The recurring phrases of BNP members.

I wanted to find out what people were saying on the facebook pages of extreme political parties. At this stage I wasn’t bothered so much about what the party was saying, but what the comments on the posts where saying. The task was to find n-grams in a CSV file and  I decided to do it in R. Originally the CSV was created from comments on 10 pages of BNP Facebook posts, I generated the CSV quite quickly using an application called FacePager, it was very easy to do and if you are interested you can find instructions on this post here.

The final script is here and is quite easy to follow:

options(mc.cores=1)

#import packages

install.packages("tm")
install.packages("RWeka")
install.package("slam")

library(tm)
library("RWeka")
library("slam")

#import csv
mydata = read.csv("bnpwcomments.csv", sep = ";")  # read csv file

#prepare text
corpus <- Corpus(VectorSource(mydata$message)) # create corpus object

corpus <- tm_map(corpus, mc.cores=1, removePunctuation)
corpus <- tm_map(corpus, removeNumbers, mc.cores=1)
corpus <- tm_map(corpus, removeWords, stopwords("english"), mc.cores=1)

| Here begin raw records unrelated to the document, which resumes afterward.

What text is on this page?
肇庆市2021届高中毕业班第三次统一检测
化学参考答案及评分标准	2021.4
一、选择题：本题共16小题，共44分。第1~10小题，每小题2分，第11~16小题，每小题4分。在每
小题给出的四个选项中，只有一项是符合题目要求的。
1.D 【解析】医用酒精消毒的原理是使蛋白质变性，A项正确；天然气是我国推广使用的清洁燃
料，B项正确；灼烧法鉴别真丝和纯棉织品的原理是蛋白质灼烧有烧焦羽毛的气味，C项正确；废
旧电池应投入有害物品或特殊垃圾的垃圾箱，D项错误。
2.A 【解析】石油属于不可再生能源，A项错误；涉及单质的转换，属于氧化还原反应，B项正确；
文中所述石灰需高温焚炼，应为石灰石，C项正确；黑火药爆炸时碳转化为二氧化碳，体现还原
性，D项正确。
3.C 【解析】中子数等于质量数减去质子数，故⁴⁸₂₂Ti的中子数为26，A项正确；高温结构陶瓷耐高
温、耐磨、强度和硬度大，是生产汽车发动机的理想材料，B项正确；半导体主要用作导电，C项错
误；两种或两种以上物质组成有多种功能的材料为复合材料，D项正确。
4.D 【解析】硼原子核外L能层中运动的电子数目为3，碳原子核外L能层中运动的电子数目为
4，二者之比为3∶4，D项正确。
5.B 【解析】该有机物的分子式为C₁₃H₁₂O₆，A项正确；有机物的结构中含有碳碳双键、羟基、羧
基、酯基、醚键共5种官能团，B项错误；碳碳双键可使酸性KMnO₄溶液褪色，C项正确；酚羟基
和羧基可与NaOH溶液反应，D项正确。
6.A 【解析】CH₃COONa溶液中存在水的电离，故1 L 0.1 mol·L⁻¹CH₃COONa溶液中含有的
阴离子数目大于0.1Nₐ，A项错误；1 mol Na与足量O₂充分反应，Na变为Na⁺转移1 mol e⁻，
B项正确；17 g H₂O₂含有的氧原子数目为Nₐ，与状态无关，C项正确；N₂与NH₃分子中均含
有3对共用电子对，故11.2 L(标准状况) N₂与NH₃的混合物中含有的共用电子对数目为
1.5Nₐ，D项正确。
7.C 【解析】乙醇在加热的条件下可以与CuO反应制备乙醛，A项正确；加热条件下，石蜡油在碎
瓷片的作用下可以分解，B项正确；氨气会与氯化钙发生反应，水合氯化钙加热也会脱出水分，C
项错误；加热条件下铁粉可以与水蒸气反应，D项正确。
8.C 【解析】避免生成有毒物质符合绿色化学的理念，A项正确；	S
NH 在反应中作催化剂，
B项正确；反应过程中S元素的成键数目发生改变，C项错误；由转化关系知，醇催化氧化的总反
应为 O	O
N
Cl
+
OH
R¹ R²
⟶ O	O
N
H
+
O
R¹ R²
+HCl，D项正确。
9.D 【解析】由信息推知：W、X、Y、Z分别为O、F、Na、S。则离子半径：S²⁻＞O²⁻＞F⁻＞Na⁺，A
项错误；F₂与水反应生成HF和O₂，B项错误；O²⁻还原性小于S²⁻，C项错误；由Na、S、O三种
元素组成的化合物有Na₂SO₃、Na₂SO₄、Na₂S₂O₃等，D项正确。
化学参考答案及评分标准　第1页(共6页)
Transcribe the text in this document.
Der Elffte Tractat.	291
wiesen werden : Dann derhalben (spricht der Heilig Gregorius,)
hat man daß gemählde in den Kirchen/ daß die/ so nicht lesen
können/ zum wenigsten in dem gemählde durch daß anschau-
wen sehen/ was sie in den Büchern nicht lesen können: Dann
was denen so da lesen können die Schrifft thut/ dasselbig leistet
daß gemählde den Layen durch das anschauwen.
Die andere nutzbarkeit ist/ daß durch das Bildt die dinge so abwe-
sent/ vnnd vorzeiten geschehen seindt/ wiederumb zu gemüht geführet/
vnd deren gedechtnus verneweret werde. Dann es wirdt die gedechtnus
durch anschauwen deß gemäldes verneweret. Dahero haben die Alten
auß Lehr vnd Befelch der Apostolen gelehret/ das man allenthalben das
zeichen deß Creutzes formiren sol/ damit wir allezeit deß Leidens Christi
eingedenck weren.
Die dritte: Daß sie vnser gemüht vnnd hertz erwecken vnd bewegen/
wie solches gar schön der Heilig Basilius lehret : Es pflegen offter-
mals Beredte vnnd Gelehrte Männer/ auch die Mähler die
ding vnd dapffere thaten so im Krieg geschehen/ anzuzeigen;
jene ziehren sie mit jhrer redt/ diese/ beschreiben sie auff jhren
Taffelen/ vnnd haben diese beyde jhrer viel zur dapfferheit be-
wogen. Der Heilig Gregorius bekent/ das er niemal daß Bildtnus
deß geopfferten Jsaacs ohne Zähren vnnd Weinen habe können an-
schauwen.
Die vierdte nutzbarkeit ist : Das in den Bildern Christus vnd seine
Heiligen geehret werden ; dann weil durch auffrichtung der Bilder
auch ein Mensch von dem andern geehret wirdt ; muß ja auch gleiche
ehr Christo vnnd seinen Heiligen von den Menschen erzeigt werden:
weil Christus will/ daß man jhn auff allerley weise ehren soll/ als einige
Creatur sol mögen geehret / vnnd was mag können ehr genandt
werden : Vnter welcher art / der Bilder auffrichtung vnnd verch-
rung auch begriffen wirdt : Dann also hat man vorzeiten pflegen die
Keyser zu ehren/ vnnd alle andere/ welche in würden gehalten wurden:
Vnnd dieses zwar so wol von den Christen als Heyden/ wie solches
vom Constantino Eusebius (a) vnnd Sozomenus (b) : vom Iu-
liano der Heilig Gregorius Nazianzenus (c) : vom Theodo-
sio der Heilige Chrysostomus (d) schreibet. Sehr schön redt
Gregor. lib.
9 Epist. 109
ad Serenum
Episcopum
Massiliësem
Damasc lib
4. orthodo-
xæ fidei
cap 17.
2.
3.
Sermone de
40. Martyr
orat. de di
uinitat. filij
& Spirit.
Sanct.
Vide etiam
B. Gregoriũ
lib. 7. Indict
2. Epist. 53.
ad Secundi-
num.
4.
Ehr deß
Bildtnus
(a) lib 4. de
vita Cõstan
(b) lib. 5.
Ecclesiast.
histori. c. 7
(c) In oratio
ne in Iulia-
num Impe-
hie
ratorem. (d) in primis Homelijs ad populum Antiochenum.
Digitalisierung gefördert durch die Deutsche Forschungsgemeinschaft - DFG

# convert all text to lower case
corpus <- tm_map(corpus, tolower, mc.cores=1)

#proplem with to lower means we need to make it type of plain text document again
corpus <- tm_map(corpus, PlainTextDocument)

#make the term document matrix
tdm <- TermDocumentMatrix(corpus)

#find the frequent terms
findFreqTerms(tdm, lowfreq = 500)

#tokenizer for tdm with ngrams
BigramTokenizer <- function(x) NGramTokenizer(x, Weka_control(min = 4, max = 4))
tdm <- TermDocumentMatrix(corpus, control = list(tokenize = BigramTokenizer))
findFreqTerms(tdm, lowfreq = 15)

#create dataframe and order by most used
rollup <- rollup(tdm, 2, na.rm=TRUE, FUN = sum)
mydata.df <- as.data.frame(inspect(rollup))
colnames(mydata.df) <- c("count")
mydata.df$ngram <- rownames(mydata.df)
newdata <- mydata.df[order(-count),]
newdata<-newdata[order(newdata$count, decreasing=TRUE), ]

To change the number of words in the sequence you want to look for this line and change the number to whatever you want:

BigramTokenizer <- function(x) NGramTokenizer(x, Weka_control(min = 4, max = 4))

I haven’t finished playing with the data yet, but if you are interested I have dug the most popular phrases out, it is quite obvious that ‘at the end of the day’ to the BNP it’s a case of us Vs them.

3 Word phases

Count Phrase

156    in this country
130    all the way
103    a lot of
99    bnp all the
89    to do with
87    got my vote
85    in our country
80    in the uk
78    dont like it
78    if you dont
75    the bnp are
75    the rest of
75    the right to
73    we need to
72    the british people

4 word  phrases:

Count Phrase

49    in our own country
47    nothing to do with
43    if they dont like
39    if you dont like
35    the rest of the
34    the end of the
32    have the right to
30    if you want to
30    in the first place
30    they don’t like it
29    at the end of
29    end of the day
28    in the name of
28    this is our country
26    our way of life
26    send them all back

5 word  phrases:

Count Phrase

26    at the end of the
26    if they dont like it
26    the end of the day
16    has nothing to do with
14    if you dont like it
12    for the sole purpose of
12    sole purpose of child exploitation
12    the sole purpose of child
11    bring back the death penalty

6 word phrases

Count Phrase

25    at the end of the day
12    for the sole purpose of child
12    the sole purpose of child exploitation
8    any plans for you to review
5    for you to review cannabis laws